Ex-Nazi Matthias Adrian.

Rudi Renoir-Appold

Es gibt dieses Foto von Matthias Adrian, das in der «Bild am Sonntag» erschienen ist: Darauf ist ein junger Mann zu sehen, das Haar gescheitelt, kleiner Schnauz, Braunhemd, schwarze Hose, hohe Stiefel. Damals war Adrian ein führendes Mitglied der Jungen Nationaldemokraten, der Jugendorganisation der rechtsextremen NPD. In seinem Aufnahmeantrag an die Partei gab er an, er wolle sich mit «Rassenhygiene und Eugenik» beschäftigen.

«Ich wollte völkisch auftreten, sah mich als einen Vertreter der germanischen Herrenrasse», erinnert sich der 39-Jährige. Zu jener Zeit waren die Wände seines Zimmers tapeziert mit Postern von Adolf Hitler, in seinem Bücherregal lag «Mein Kampf», er sammelte Schriften über die Waffen-SS, sein Idol war Heinrich Himmler. Adrian hasste Ausländer und Juden. Seine Gedankenwelt war klein: «Warum hat es in dieser Strasse fünf verdammte Dönerbuden, aber keinen einzigen deutschen Bratwurststand?» Heute sagt Adrian: «Die NPD muss verboten werden.»
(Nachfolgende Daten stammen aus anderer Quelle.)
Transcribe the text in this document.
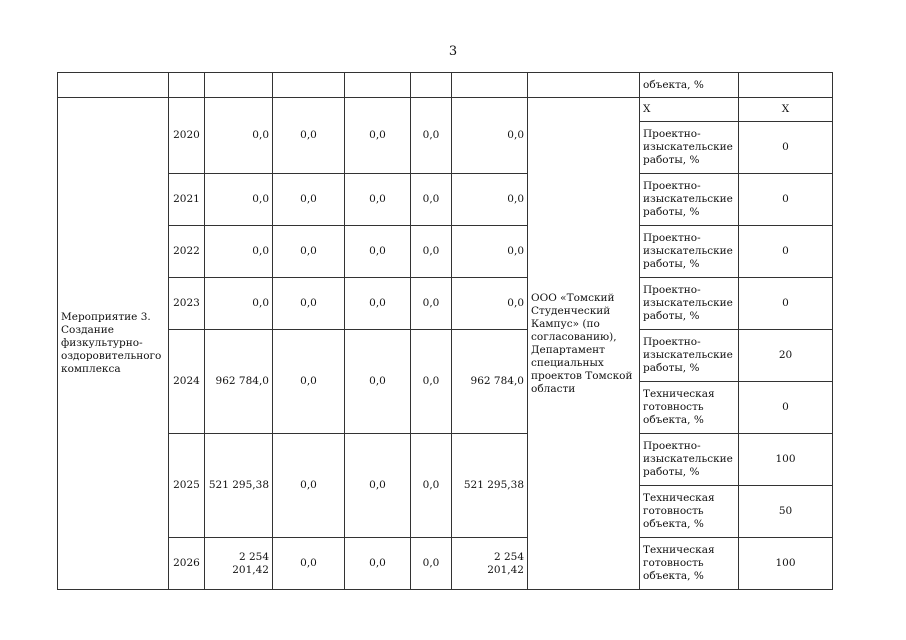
3
								объекта, %	
Мероприятие 3. Создание физкультурно-оздоровительного комплекса	2020	0,0	0,0	0,0	0,0	0,0	ООО «Томский Студенческий Кампус» (по согласованию), Департамент специальных проектов Томской области	Х	Х
								Проектно-изыскательские работы, %	0
	2021	0,0	0,0	0,0	0,0	0,0		Проектно-изыскательские работы, %	0
	2022	0,0	0,0	0,0	0,0	0,0		Проектно-изыскательские работы, %	0
	2023	0,0	0,0	0,0	0,0	0,0		Проектно-изыскательские работы, %	0
	2024	962 784,0	0,0	0,0	0,0	962 784,0		Проектно-изыскательские работы, %	20
								Техническая готовность объекта, %	0
	2025	521 295,38	0,0	0,0	0,0	521 295,38		Проектно-изыскательские работы, %	100
								Техническая готовность объекта, %	50
	2026	2 254 201,42	0,0	0,0	0,0	2 254 201,42		Техническая готовность объекта, %	100
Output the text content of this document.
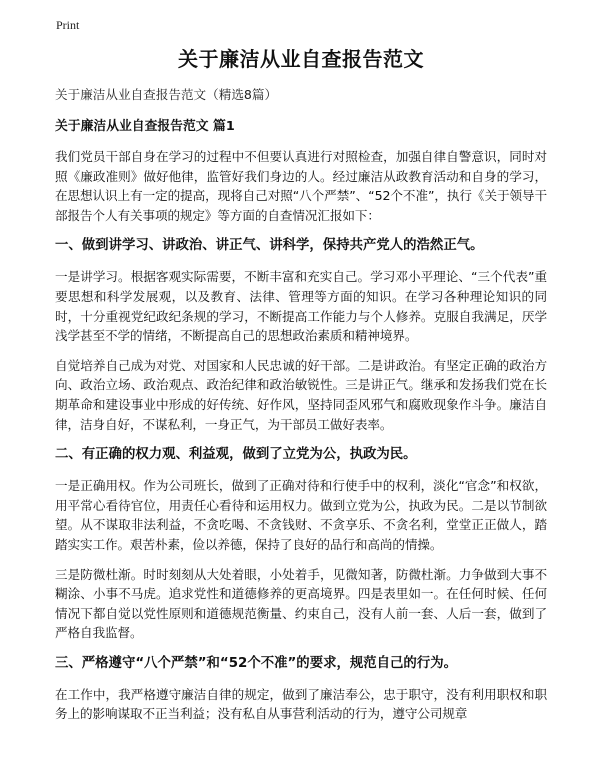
Print
关于廉洁从业自查报告范文

关于廉洁从业自查报告范文（精选8篇）

关于廉洁从业自查报告范文 篇1

我们党员干部自身在学习的过程中不但要认真进行对照检查，加强自律自警意识，同时对照《廉政准则》做好他律，监管好我们身边的人。经过廉洁从政教育活动和自身的学习，在思想认识上有一定的提高，现将自己对照“八个严禁”、“52个不准”，执行《关于领导干部报告个人有关事项的规定》等方面的自查情况汇报如下：

一、做到讲学习、讲政治、讲正气、讲科学，保持共产党人的浩然正气。

一是讲学习。根据客观实际需要，不断丰富和充实自己。学习邓小平理论、“三个代表”重要思想和科学发展观，以及教育、法律、管理等方面的知识。在学习各种理论知识的同时，十分重视党纪政纪条规的学习，不断提高工作能力与个人修养。克服自我满足，厌学浅学甚至不学的情绪，不断提高自己的思想政治素质和精神境界。

自觉培养自己成为对党、对国家和人民忠诚的好干部。二是讲政治。有坚定正确的政治方向、政治立场、政治观点、政治纪律和政治敏锐性。三是讲正气。继承和发扬我们党在长期革命和建设事业中形成的好传统、好作风，坚持同歪风邪气和腐败现象作斗争。廉洁自律，洁身自好，不谋私利，一身正气，为干部员工做好表率。

二、有正确的权力观、利益观，做到了立党为公，执政为民。

一是正确用权。作为公司班长，做到了正确对待和行使手中的权利，淡化“官念”和权欲，用平常心看待官位，用责任心看待和运用权力。做到立党为公，执政为民。二是以节制欲望。从不谋取非法利益，不贪吃喝、不贪钱财、不贪享乐、不贪名利，堂堂正正做人，踏踏实实工作。艰苦朴素，俭以养德，保持了良好的品行和高尚的情操。

三是防微杜渐。时时刻刻从大处着眼，小处着手，见微知著，防微杜渐。力争做到大事不糊涂、小事不马虎。追求党性和道德修养的更高境界。四是表里如一。在任何时候、任何情况下都自觉以党性原则和道德规范衡量、约束自己，没有人前一套、人后一套，做到了严格自我监督。

三、严格遵守“八个严禁”和“52个不准”的要求，规范自己的行为。

在工作中，我严格遵守廉洁自律的规定，做到了廉洁奉公，忠于职守，没有利用职权和职务上的影响谋取不正当利益；没有私自从事营利活动的行为，遵守公司规章
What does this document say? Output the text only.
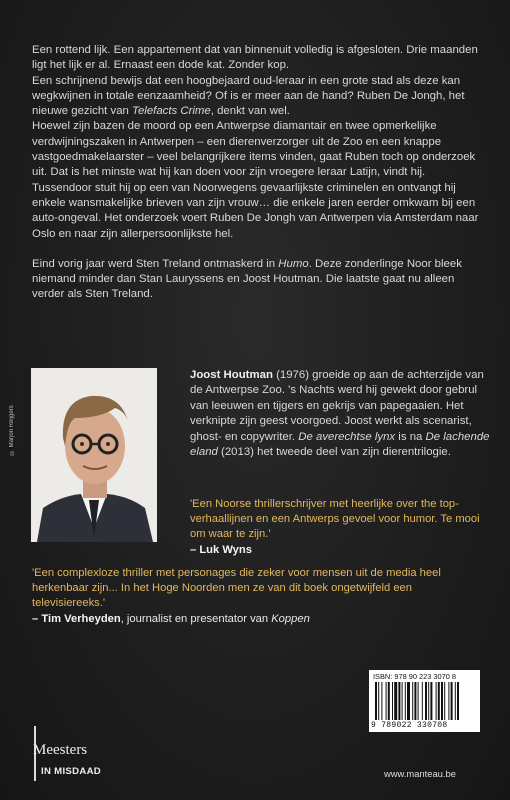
Een rottend lijk. Een appartement dat van binnenuit volledig is afgesloten. Drie maanden ligt het lijk er al. Ernaast een dode kat. Zonder kop.

Een schrijnend bewijs dat een hoogbejaard oud-leraar in een grote stad als deze kan wegkwijnen in totale eenzaamheid? Of is er meer aan de hand? Ruben De Jongh, het nieuwe gezicht van Telefacts Crime, denkt van wel.

Hoewel zijn bazen de moord op een Antwerpse diamantair en twee opmerkelijke verdwijningszaken in Antwerpen – een dierenverzorger uit de Zoo en een knappe vastgoedmakelaarster – veel belangrijkere items vinden, gaat Ruben toch op onderzoek uit. Dat is het minste wat hij kan doen voor zijn vroegere leraar Latijn, vindt hij.

Tussendoor stuit hij op een van Noorwegens gevaarlijkste criminelen en ontvangt hij enkele wansmakelijke brieven van zijn vrouw… die enkele jaren eerder omkwam bij een auto-ongeval. Het onderzoek voert Ruben De Jongh van Antwerpen via Amsterdam naar Oslo en naar zijn allerpersoonlijkste hel.

Eind vorig jaar werd Sten Treland ontmaskerd in Humo. Deze zonderlinge Noor bleek niemand minder dan Stan Lauryssens en Joost Houtman. Die laatste gaat nu alleen verder als Sten Treland.

© Marjon Reijgers

Joost Houtman (1976) groeide op aan de achterzijde van de Antwerpse Zoo. 's Nachts werd hij gewekt door gebrul van leeuwen en tijgers en gekrijs van papegaaien. Het verknipte zijn geest voorgoed. Joost werkt als scenarist, ghost- en copywriter. De averechtse lynx is na De lachende eland (2013) het tweede deel van zijn dierentrilogie.

'Een Noorse thrillerschrijver met heerlijke over the top-verhaallijnen en een Antwerps gevoel voor humor. Te mooi om waar te zijn.'

– Luk Wyns

'Een complexloze thriller met personages die zeker voor mensen uit de media heel herkenbaar zijn... In het Hoge Noorden men ze van dit boek ongetwijfeld een televisiereeks.'

– Tim Verheyden, journalist en presentator van Koppen

ISBN: 978 90 223 3070 8
9 789022 330708
Meesters
IN MISDAAD	www.manteau.be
Matthias Adrian sitzt in seinem wegen des spärlichen Lichts düster wirkenden Wohnzimmer einer Dreizimmerwohnung im Berliner Bezirk Pankow. Erst um 23 Uhr muss er zur Arbeit – die ganze Nacht hindurch. Er ist Türsteher bei einem hippen Berliner Club. Adrian spricht schnell, gestikuliert wild, beugt sich nach vorne, wenn er von seiner braunen Vergangenheit erzählt. Seine Haare sind seitlich auf Millimeterlänge geschoren, er trägt ein weisses Hemd, darüber eine dunkle ärmellose Weste. Ein bisschen stutzig wird man bei seinem Anblick; das erinnert doch allzu sehr an die Zeit von damals, Zwanziger-, Dreissigerjahre. An der einen Wand sind Waffen aus dem amerikanischen Bürgerkrieg aufgehängt. Adrian lächelt. «Ich bin verrückt nach Rockabilly.»

Verbotsverfahren gegen NPD

Deutschland diskutiert erneut darüber, ob die rechtsradikale NPD verboten werden soll. Das Bundesverfassungsgericht lehnte am Dienstag in Karlsruhe den 2013 eingereichten Verbotsantrag der Bundesländer ab.

«Das Weltbild der NPD ist mit unserem Grundgesetz nicht vereinbar», sagt Adrian. Die NPD strebe eine Volksherrschaft an, die von der Volksgemeinschaft getragen werde. «Für die NPD kann aber nur Volksgenosse sein, wer deutschen oder artverwandten Blutes ist. Ausländer und Juden sind davon ausgeschlossen.»

Udo Pastörs, bis November 2014 NPD-Bundesvorsitzender, machte aus dem volksverhetzenden Weltbild nicht einmal einen Hehl. 2009 schrie er gestenreich von einem Podium, das «Finanzgebäude dieser Judenrepublik» werde in den nächsten zwei Jahren zusammenbrechen. Vor ein paar Jahren wäre Adrian aufgesprungen und hätte gejubelt. Endlich mal einer, der es auf den Punkt bringt. Heute meint Adrian: Ein Verbot entziehe der NPD die finanzielle Grundlage, ihre Infrastruktur würde zerschlagen. Denn der Staat subventioniert die Partei mit – so will es das Gesetz.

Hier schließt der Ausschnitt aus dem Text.